Classification is the task of choosing the correct class label for a given input. A classifier is called supervised if it is built based on training corpora containing the correct label for each input.

### Gender Identification

Let's build a classifier to determine whether a given name is of a male or a female person. To start with, we'll build a function that extracts the final letter of a given word and returns a *feature dictionary*.

In [3]:
def gender_features(word):
    return {'last_letter': word[-1]}

In [4]:
gender_features('Shrek')

{'last_letter': 'k'}

The key in the dictionary is the feature name. Let's prepare a list of examples of names and corresponding class labels (males or females)

In [5]:
from nltk.corpus import names
labeled_names = (
    [(name, 'male') for name in names.words('male.txt')] + [(name, 'female') for name in names.words('female.txt')])

In [6]:
import random
random.shuffle(labeled_names)

We can now use the feature extractor to process the data, and divide it into train and test sets.

In [7]:
featuresets = [(gender_features(n), gender) for (n, gender) in labeled_names]
train_set, test_set = featuresets[500:], featuresets[:500]
classifier = nltk.NaiveBayesClassifier.train(train_set)

In [15]:
# Testing the classifier on names that do not appear in the training set
print('Neo:', classifier.classify(gender_features('Neo')))
print('Trinity:', classifier.classify(gender_features('Trinity')))

Neo: male
Trinity: female


In [16]:
# Evaulating the classifier on the test set
print(nltk.classify.accuracy(classifier, test_set))

0.746


We can examine the classifier to determine the most effective features:

In [17]:
classifier.show_most_informative_features(5)

Most Informative Features
             last_letter = 'a'            female : male   =     34.2 : 1.0
             last_letter = 'k'              male : female =     32.1 : 1.0
             last_letter = 'f'              male : female =     15.2 : 1.0
             last_letter = 'p'              male : female =     11.1 : 1.0
             last_letter = 'v'              male : female =     10.5 : 1.0


According to the above the names in the training set that end in "a" are female 33 times more often than they are male.
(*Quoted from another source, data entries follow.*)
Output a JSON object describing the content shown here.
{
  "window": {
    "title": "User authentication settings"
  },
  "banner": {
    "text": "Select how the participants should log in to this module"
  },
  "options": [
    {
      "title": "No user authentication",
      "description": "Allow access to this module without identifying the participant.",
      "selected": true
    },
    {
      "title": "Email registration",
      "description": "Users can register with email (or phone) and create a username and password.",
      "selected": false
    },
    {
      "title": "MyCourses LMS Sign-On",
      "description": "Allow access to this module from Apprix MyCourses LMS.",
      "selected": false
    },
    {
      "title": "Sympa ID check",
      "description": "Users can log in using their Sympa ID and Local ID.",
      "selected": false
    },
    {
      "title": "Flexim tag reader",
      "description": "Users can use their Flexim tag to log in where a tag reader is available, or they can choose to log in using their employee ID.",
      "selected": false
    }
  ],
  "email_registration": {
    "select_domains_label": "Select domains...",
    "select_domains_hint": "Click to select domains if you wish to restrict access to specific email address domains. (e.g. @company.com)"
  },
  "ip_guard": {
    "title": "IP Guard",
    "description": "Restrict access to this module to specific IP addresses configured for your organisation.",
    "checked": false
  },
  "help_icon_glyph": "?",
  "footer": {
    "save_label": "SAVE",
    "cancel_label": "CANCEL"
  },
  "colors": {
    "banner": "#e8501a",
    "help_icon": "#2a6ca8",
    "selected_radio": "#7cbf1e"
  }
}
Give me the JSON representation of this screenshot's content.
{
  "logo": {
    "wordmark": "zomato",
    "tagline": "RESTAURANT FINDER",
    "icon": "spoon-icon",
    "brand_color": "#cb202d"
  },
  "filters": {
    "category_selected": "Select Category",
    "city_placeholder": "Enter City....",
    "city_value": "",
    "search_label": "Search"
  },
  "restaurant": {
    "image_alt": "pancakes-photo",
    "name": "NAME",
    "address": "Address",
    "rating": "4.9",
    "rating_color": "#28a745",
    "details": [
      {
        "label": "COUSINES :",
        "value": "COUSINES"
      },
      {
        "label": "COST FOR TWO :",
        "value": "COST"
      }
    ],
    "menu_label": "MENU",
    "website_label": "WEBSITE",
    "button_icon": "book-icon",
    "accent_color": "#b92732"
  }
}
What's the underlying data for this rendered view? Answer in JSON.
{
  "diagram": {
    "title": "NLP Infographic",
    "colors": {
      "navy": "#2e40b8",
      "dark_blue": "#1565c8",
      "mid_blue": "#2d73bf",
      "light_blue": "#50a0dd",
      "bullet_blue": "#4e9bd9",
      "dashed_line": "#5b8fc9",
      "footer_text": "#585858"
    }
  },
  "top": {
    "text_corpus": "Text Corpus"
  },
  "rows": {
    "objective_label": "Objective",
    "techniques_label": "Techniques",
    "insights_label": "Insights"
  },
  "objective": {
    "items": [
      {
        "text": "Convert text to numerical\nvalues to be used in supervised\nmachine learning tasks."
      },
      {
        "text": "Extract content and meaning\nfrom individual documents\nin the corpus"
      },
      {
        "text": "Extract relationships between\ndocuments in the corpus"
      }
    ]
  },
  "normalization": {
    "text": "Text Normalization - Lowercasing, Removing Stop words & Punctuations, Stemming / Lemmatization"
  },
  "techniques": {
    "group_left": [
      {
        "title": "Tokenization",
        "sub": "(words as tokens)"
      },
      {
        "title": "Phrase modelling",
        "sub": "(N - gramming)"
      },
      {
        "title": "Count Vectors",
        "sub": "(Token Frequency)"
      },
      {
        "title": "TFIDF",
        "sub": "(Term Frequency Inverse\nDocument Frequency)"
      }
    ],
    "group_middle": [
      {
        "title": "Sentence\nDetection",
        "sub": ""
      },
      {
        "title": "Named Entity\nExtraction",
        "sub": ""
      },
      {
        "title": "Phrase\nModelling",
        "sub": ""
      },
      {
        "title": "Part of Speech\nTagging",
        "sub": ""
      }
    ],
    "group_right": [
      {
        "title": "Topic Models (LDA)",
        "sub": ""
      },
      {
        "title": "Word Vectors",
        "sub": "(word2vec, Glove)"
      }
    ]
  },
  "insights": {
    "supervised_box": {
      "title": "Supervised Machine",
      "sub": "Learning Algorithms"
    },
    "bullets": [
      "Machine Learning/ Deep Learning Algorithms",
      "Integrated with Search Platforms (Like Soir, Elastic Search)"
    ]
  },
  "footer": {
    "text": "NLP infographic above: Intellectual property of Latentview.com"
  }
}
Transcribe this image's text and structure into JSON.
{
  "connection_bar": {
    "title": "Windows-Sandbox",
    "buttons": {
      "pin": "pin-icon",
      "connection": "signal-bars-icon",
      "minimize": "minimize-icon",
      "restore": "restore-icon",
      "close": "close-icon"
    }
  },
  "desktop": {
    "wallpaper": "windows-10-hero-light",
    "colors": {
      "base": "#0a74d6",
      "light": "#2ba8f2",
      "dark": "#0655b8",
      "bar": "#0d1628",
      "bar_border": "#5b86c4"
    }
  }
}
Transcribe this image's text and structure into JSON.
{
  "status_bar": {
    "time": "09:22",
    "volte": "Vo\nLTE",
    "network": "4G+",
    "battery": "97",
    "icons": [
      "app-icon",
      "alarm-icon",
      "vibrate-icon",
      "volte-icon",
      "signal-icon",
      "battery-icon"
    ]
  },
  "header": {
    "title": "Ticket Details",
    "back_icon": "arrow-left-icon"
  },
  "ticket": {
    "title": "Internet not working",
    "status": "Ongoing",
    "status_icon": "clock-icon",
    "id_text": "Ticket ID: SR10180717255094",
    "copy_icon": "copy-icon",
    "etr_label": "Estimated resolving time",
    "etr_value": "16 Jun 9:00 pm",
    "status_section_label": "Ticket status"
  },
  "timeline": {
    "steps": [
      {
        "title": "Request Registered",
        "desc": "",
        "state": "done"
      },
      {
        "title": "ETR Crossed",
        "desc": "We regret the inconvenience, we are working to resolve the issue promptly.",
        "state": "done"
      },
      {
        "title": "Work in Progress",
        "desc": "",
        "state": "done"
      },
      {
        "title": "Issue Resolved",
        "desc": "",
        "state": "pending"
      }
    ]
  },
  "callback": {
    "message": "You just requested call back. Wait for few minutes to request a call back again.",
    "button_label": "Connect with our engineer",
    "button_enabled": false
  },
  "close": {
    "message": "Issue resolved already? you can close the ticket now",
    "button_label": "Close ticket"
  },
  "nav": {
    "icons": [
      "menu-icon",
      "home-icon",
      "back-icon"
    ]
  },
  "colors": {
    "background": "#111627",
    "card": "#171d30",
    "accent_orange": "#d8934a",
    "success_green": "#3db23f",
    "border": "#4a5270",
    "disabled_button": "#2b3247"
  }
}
When working with a large corpora, constructing a list for features can quickly use up a large amount of memory. In these cases, we can use `nltk.classify.apply_features` which returns an object that acts like a list but does not store the feature sets in memory.

In [None]:
from nltk.classify import apply_features
train_set = apply_features(gender_features, labeled_names-500:)
test